Responding to a question on how Pret drives loyalty with regards to cards and an app-service during a session on stage at the Lunch! show last week, Mr Metcalfe said: “Here’s some hard truths for you all. Pret absolutely does not have any loyalty scheme as such. It doesn’t have an app and Itsu doesn’t either, because I honestly believe that the best way to deal with loyalty with customers is by doing your job properly.”
He continued: “The way Pret does it, is we allow our staff, in fact we encourage our staff, in fact we almost beg them to give away whatever they want, to whoever they want, whenever they want so that’s their loyalty scheme.
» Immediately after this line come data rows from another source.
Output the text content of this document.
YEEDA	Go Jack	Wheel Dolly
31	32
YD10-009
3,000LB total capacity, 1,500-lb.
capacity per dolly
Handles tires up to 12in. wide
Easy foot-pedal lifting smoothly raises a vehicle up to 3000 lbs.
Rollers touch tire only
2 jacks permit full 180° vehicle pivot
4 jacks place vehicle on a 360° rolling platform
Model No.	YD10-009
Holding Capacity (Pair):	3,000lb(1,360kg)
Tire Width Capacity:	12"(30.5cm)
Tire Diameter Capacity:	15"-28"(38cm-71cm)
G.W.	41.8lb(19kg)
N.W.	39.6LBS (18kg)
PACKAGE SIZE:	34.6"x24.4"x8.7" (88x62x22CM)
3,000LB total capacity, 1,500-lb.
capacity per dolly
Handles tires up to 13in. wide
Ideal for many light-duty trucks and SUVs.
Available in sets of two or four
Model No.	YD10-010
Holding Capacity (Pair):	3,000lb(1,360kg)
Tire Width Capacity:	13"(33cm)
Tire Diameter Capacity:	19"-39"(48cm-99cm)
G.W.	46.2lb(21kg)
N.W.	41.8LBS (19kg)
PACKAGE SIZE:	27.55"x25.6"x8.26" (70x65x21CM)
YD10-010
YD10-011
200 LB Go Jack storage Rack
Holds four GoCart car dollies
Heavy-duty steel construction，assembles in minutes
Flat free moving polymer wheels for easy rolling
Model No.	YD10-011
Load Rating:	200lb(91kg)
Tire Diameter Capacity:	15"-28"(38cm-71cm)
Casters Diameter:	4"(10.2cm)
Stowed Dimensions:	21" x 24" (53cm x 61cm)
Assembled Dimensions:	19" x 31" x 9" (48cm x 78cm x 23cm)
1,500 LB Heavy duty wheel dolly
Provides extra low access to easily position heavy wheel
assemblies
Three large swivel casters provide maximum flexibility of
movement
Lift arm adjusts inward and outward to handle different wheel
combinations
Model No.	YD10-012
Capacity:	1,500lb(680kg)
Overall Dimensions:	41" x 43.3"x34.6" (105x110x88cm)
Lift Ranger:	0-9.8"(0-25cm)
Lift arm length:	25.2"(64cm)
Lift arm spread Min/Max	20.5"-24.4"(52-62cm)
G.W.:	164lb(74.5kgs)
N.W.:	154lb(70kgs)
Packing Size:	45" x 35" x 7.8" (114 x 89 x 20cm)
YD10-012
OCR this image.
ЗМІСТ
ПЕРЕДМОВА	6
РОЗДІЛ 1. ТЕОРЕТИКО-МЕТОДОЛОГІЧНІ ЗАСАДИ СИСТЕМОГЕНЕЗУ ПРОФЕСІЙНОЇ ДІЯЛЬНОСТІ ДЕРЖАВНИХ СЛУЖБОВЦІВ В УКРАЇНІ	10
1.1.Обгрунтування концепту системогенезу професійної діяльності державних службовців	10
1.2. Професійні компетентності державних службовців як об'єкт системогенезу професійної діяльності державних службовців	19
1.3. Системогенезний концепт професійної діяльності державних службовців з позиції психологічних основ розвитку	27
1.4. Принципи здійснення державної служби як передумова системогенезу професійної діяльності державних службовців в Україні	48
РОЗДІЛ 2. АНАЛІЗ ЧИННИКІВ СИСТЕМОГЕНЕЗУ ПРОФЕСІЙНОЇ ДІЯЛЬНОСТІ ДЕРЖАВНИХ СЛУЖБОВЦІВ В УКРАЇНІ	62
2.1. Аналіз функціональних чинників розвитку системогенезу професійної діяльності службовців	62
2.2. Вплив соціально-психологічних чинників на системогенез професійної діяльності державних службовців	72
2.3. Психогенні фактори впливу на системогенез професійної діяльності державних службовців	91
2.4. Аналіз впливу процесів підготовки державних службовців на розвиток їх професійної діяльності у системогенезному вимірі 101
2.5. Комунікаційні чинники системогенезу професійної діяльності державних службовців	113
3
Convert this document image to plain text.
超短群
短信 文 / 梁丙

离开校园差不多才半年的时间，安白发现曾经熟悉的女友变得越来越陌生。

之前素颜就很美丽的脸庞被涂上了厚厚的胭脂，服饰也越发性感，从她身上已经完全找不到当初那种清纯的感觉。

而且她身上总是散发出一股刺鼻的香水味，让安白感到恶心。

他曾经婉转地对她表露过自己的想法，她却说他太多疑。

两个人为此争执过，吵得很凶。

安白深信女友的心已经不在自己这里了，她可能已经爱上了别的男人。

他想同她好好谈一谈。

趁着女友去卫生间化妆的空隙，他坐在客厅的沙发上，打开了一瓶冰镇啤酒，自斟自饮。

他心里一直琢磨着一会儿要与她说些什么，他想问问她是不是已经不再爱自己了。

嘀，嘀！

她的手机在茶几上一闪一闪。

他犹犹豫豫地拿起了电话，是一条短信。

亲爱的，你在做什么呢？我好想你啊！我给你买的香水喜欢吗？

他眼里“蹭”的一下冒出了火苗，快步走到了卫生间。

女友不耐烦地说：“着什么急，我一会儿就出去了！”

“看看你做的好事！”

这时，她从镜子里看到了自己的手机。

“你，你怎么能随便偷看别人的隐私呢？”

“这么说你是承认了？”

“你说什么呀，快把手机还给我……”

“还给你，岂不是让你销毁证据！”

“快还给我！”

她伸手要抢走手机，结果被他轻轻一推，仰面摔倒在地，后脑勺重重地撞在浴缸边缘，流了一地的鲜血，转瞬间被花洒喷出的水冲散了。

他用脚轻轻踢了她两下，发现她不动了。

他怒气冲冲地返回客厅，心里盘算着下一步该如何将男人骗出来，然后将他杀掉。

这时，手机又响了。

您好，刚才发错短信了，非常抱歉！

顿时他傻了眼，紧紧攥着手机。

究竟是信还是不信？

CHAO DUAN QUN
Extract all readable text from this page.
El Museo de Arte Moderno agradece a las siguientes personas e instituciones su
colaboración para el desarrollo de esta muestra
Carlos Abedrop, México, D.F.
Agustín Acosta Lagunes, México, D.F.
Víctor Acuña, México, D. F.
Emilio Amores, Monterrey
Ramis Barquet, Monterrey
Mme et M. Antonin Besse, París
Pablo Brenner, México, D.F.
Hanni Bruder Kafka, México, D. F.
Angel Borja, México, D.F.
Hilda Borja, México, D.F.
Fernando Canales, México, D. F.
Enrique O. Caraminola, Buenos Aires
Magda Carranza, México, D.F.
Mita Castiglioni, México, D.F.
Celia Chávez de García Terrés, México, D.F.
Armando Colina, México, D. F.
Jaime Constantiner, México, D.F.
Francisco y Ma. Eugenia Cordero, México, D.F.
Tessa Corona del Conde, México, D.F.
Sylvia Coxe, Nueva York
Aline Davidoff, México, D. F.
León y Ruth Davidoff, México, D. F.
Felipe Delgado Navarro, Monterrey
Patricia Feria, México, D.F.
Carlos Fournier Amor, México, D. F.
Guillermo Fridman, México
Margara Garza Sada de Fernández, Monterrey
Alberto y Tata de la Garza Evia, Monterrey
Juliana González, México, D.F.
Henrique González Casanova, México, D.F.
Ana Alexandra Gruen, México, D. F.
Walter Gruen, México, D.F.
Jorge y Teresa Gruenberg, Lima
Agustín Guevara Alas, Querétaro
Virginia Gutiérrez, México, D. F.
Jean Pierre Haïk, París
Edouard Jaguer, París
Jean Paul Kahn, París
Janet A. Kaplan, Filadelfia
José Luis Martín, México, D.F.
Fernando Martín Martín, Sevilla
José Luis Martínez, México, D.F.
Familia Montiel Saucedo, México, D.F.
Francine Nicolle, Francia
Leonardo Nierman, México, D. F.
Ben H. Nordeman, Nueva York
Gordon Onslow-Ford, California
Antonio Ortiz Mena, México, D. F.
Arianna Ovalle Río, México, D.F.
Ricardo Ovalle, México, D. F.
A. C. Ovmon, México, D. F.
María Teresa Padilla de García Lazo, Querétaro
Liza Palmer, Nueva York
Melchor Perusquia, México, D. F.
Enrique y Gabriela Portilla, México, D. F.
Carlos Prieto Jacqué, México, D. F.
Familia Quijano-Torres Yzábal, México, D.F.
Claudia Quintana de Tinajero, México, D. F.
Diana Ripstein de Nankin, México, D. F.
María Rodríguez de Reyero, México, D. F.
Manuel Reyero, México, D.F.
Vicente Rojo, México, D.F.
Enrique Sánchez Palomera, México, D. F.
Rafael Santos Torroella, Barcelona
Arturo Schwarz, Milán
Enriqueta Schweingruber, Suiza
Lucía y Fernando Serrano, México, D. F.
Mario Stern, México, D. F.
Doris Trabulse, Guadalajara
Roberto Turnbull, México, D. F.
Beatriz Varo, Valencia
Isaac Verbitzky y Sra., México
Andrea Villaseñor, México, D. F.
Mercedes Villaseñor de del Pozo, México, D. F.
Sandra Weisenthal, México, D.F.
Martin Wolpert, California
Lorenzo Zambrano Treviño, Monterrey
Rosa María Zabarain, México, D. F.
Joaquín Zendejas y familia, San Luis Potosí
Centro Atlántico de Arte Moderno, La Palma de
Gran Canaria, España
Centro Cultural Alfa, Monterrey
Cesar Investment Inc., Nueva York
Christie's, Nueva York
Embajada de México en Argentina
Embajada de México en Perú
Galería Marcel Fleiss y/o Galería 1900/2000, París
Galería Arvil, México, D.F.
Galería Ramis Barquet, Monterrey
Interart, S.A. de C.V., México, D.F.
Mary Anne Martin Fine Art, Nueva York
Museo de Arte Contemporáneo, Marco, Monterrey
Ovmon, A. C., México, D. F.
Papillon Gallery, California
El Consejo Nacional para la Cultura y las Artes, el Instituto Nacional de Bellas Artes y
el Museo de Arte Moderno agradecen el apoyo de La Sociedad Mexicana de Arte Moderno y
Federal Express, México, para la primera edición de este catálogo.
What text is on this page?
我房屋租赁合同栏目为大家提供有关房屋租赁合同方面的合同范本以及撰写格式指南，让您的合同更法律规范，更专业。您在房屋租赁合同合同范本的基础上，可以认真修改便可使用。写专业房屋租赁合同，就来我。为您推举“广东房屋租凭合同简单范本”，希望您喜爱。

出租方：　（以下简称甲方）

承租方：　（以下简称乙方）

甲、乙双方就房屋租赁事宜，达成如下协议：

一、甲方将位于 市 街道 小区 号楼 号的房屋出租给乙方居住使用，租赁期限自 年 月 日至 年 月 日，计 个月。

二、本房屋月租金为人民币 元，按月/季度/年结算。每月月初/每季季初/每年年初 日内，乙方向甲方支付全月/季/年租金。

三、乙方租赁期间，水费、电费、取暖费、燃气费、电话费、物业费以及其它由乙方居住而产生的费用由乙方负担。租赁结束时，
Now, in many big businesses that would be weird or mad but it works, it works for the staff, it works for the business and it has worked for 20 years so we’re not going to change it.”
Pret’s financial results show that in 2017, its teams around the world surprised customers with complimentary hot drinks and treats, and gave away 4.4 million free items as part of what the chain dubs “random acts of kindness”.
During a Q&A at Lunch!, Mr Metcalfe went on to describe how being proud about a product sends out the right message to make consumers want to go into stores and buy it.
When asked about how both organisations had come to be admired by the public, he gave a trademark charismatic response and said he was unsure if they were admired.
He said: “I don’t know, are they admired? I’m not sure if they are admired. If they are, they are only admired on a day-to-day level. You’re only as good as you were last week, that’s what people remember.”
He added: “So many of the people I work with are remarkable and they are so driven to keep improving and they’re so drive. They never stop trying to say this isn’t good enough, you have to evolve all the time and that means having a culture at work in which people can say what they feel.”